Look, choosing a winner is always hard, even within a more narrowly defined genre. Which is better: An experimental and beautiful triptych about what growing up means for one gay black kid in South Florida, or a more conventional story about three unconventional adults who faced down sexism and racism and sent a man to space? Which movie was most creative with language: Manchester by the Sea, where people are frequently talking just out of frame, at a volume where you can just barely make it out and are invited (but not compelled) to overhear — echoing Lee’s isolation? Or Fences, in which Troy’s illiteracy only augments his oratorical jiujitsu? Or Arrival, where a linguist is radically transformed by the language she learns? Which of these is the most “important?” And how does “important” relate to “best?”
When you tack on an extra comparative layer — which is better, comedy or drama? — the exercise becomes not just moot but counterproductive.

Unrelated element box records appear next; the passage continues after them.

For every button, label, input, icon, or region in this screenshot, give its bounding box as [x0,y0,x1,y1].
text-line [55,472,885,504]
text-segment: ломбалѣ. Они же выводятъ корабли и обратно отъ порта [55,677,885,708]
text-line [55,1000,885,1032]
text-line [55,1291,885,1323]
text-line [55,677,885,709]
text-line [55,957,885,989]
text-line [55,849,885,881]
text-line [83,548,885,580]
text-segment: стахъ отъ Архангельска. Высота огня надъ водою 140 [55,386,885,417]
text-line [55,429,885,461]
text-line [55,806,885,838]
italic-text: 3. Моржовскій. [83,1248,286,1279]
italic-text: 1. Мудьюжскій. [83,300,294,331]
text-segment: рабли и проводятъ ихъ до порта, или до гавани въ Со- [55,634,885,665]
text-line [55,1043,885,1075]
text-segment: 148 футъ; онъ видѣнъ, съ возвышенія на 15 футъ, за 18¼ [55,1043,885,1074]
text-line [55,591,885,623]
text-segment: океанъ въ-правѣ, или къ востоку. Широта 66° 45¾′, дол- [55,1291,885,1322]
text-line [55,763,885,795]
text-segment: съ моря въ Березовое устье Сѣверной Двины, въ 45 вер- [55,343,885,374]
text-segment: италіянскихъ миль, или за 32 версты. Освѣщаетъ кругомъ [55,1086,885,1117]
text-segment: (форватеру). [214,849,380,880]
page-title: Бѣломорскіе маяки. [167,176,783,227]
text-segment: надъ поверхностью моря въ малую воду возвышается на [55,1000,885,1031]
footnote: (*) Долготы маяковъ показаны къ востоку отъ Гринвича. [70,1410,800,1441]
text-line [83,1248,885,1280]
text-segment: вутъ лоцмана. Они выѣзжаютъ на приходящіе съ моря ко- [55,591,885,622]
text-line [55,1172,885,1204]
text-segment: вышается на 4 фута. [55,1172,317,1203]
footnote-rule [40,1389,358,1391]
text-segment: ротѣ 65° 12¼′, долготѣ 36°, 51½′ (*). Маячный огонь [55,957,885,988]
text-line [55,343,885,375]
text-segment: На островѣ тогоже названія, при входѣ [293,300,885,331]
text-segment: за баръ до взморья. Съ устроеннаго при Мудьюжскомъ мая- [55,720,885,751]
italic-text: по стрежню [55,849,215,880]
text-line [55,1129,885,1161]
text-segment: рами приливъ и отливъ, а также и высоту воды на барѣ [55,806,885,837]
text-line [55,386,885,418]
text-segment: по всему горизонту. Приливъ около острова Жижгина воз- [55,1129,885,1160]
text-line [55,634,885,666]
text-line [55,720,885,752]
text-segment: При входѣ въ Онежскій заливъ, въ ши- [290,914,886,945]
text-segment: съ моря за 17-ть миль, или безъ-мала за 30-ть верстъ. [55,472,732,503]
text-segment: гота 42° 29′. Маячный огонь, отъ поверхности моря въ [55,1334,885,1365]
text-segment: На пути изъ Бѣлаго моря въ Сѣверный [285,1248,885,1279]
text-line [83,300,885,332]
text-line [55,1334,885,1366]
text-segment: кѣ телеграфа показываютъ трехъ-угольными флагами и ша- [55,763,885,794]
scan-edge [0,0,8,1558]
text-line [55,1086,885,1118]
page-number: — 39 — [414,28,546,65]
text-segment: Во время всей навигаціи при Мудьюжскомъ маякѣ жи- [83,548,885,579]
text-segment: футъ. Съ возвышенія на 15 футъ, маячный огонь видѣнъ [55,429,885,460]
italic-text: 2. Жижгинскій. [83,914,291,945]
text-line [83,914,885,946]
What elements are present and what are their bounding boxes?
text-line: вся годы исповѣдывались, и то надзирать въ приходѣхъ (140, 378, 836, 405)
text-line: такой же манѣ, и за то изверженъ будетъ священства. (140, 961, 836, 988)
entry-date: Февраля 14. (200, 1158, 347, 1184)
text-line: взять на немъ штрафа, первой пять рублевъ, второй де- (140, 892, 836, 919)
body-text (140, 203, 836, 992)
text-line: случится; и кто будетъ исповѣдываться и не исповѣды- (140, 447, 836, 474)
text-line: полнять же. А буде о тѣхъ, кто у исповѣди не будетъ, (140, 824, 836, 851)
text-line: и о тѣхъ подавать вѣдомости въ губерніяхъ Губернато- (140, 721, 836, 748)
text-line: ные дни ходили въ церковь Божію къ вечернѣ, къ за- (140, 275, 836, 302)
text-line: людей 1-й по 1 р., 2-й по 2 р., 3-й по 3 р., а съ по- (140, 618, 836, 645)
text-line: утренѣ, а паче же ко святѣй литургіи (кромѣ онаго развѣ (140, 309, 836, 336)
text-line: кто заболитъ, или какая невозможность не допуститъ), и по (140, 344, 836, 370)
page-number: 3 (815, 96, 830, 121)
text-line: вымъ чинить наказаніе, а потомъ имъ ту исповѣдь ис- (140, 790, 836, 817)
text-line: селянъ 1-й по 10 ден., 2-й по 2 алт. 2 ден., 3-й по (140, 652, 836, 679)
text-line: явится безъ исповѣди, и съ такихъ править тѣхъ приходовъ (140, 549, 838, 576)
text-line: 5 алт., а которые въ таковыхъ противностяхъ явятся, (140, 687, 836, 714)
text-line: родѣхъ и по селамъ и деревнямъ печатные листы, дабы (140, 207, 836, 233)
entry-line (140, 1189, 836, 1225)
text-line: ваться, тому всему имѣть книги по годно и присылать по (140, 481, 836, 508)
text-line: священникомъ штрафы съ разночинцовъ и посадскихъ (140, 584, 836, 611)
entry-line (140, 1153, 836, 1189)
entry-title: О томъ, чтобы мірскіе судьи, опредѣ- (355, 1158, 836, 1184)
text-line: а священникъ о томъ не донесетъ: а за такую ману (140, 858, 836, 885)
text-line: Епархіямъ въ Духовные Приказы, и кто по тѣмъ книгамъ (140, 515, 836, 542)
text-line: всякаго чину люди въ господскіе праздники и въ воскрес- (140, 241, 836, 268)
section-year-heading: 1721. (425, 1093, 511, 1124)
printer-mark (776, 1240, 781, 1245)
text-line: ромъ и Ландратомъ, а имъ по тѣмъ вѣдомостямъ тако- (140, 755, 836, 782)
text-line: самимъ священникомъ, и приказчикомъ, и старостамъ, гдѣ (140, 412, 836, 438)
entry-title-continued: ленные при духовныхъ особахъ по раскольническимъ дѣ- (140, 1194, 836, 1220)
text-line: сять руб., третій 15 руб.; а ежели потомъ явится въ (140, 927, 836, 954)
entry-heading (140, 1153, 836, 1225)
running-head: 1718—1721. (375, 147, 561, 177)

Comedy is an immensely important art form. It is. But when challenged to determine what’s “best,” it’s awfully hard to defend comedy’s intrinsic frivolity against drama, where people suffer and grieve and die. Shakespeare in Love was about a blond young white woman who cross-dressed to be taken seriously in early modern England and fell in love. It’s romantic and a little bit silly. That this was considered “better” than a story about war — where far too many young men died — was an outrage in 1999. And there were plenty of reasons to object on artistic grounds. But the truth is, most didn’t. Critics of Shakespeare in Love’s win were less concerned with the acting, script, structure, or cinematography than they were by the Academy’s choice of what subject matter they deemed “important” enough to honor.
We’re likely to see a repeat of that this year, and it’s a shame, because the film industry could so easily opt out of this meta version of the Hunger Games. It won’t: A discussion about the business and the art that a less blunt instrument could make vital and illuminating will dissolve instead into a flood of defensive comparisons. But it could be different: Moonlight could walk away with Best Drama. La La Land could dance off with Best Musical or Comedy. And the Best Picture category would salute them from the In Memoriam reel, glad to be relieved.